Durable Dense Packed All‐Silicon Micro‐Thermoelectric Generator for IoT Applications

Abstract One of the main challenges of the rising field of the Internet of Things (IoT) is the self‐sustainable supply of energy to the sensors. Among the available environmental sources, heat can be harvested by means of thermoelectric devices. This work presents a new generation of densely packaged all‐silicon micro‐thermoelectric generators (µTEGs) with planar architecture. Optimized boron‐doped Si nanowires with 80 ± 30nm in diameter are epitaxially integrated as dense arrays into these generators for an improved performance. A procedure to reliably place a heat sink on top of the devices, enlarging the fraction of external thermal gradient captured by the thermoelectrically active nanowires, is described. These improvements enhance the generated voltage up to eight times with respect to that of a bare µTEG, leading to output powers well within the range of IoT needs (10 – 100 µW cm −2 ).

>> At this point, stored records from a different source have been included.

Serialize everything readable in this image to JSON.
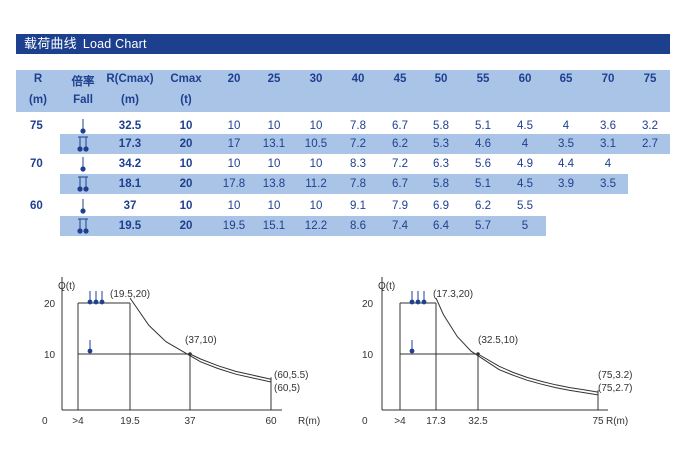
{
  "title": {
    "cn": "载荷曲线",
    "en": "Load Chart"
  },
  "table": {
    "headers": [
      {
        "line1": "R",
        "line2": "(m)"
      },
      {
        "line1": "倍率",
        "line2": "Fall"
      },
      {
        "line1": "R(Cmax)",
        "line2": "(m)"
      },
      {
        "line1": "Cmax",
        "line2": "(t)"
      }
    ],
    "radius_columns": [
      "20",
      "25",
      "30",
      "40",
      "45",
      "50",
      "55",
      "60",
      "65",
      "70",
      "75"
    ],
    "groups": [
      {
        "r": "75",
        "rows": [
          {
            "fall": "single",
            "rcmax": "32.5",
            "cmax": "10",
            "values": [
              "10",
              "10",
              "10",
              "7.8",
              "6.7",
              "5.8",
              "5.1",
              "4.5",
              "4",
              "3.6",
              "3.2"
            ]
          },
          {
            "fall": "double",
            "rcmax": "17.3",
            "cmax": "20",
            "values": [
              "17",
              "13.1",
              "10.5",
              "7.2",
              "6.2",
              "5.3",
              "4.6",
              "4",
              "3.5",
              "3.1",
              "2.7"
            ]
          }
        ]
      },
      {
        "r": "70",
        "rows": [
          {
            "fall": "single",
            "rcmax": "34.2",
            "cmax": "10",
            "values": [
              "10",
              "10",
              "10",
              "8.3",
              "7.2",
              "6.3",
              "5.6",
              "4.9",
              "4.4",
              "4"
            ]
          },
          {
            "fall": "double",
            "rcmax": "18.1",
            "cmax": "20",
            "values": [
              "17.8",
              "13.8",
              "11.2",
              "7.8",
              "6.7",
              "5.8",
              "5.1",
              "4.5",
              "3.9",
              "3.5"
            ]
          }
        ]
      },
      {
        "r": "60",
        "rows": [
          {
            "fall": "single",
            "rcmax": "37",
            "cmax": "10",
            "values": [
              "10",
              "10",
              "10",
              "9.1",
              "7.9",
              "6.9",
              "6.2",
              "5.5"
            ]
          },
          {
            "fall": "double",
            "rcmax": "19.5",
            "cmax": "20",
            "values": [
              "19.5",
              "15.1",
              "12.2",
              "8.6",
              "7.4",
              "6.4",
              "5.7",
              "5"
            ]
          }
        ]
      }
    ]
  },
  "chart_data": [
    {
      "type": "line",
      "ylabel": "Q(t)",
      "xlabel": "R(m)",
      "x_ticks": [
        "0",
        ">4",
        "19.5",
        "37",
        "60"
      ],
      "y_ticks": [
        "20",
        "10"
      ],
      "series": [
        {
          "x": [
            4,
            19.5,
            25,
            30,
            40,
            45,
            50,
            55,
            60
          ],
          "y": [
            20,
            20,
            15.1,
            12.2,
            8.6,
            7.4,
            6.4,
            5.7,
            5
          ]
        },
        {
          "x": [
            4,
            37,
            40,
            45,
            50,
            55,
            60
          ],
          "y": [
            10,
            10,
            9.1,
            7.9,
            6.9,
            6.2,
            5.5
          ]
        }
      ],
      "annotations": [
        "(19.5,20)",
        "(37,10)",
        "(60,5.5)",
        "(60,5)"
      ],
      "xlim": [
        0,
        64
      ],
      "ylim": [
        0,
        24
      ]
    },
    {
      "type": "line",
      "ylabel": "Q(t)",
      "xlabel": "R(m)",
      "x_ticks": [
        "0",
        ">4",
        "17.3",
        "32.5",
        "75"
      ],
      "y_ticks": [
        "20",
        "10"
      ],
      "series": [
        {
          "x": [
            4,
            17.3,
            20,
            25,
            30,
            40,
            45,
            50,
            55,
            60,
            65,
            70,
            75
          ],
          "y": [
            20,
            20,
            17,
            13.1,
            10.5,
            7.2,
            6.2,
            5.3,
            4.6,
            4,
            3.5,
            3.1,
            2.7
          ]
        },
        {
          "x": [
            4,
            32.5,
            40,
            45,
            50,
            55,
            60,
            65,
            70,
            75
          ],
          "y": [
            10,
            10,
            7.8,
            6.7,
            5.8,
            5.1,
            4.5,
            4,
            3.6,
            3.2
          ]
        }
      ],
      "annotations": [
        "(17.3,20)",
        "(32.5,10)",
        "(75,3.2)",
        "(75,2.7)"
      ],
      "xlim": [
        0,
        80
      ],
      "ylim": [
        0,
        24
      ]
    }
  ]
}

Specifically, the µTEG on top of a heat source above 200°C and under still air convection conditions generates more than 14 µW cm −2 . When exposed to the same temperatures and to an airflow of 1.3 m s −1 (equivalent to a light breeze) the power density increases above 150 µW cm −2 . Moreover, a long‐term stability study running the device in load matching conditions for a period of 1000 h does not show degradation below 200°C. Finally, the suitability of connecting the µTEG with the current state of the art DC–DC converters is discussed, showing how eventual transients in real operation conditions can allow the device to reach the required cold start‐up voltages. Overall, these results demonstrate the readiness of the presented µTEG as a reliable power source for miniaturized IoT applications.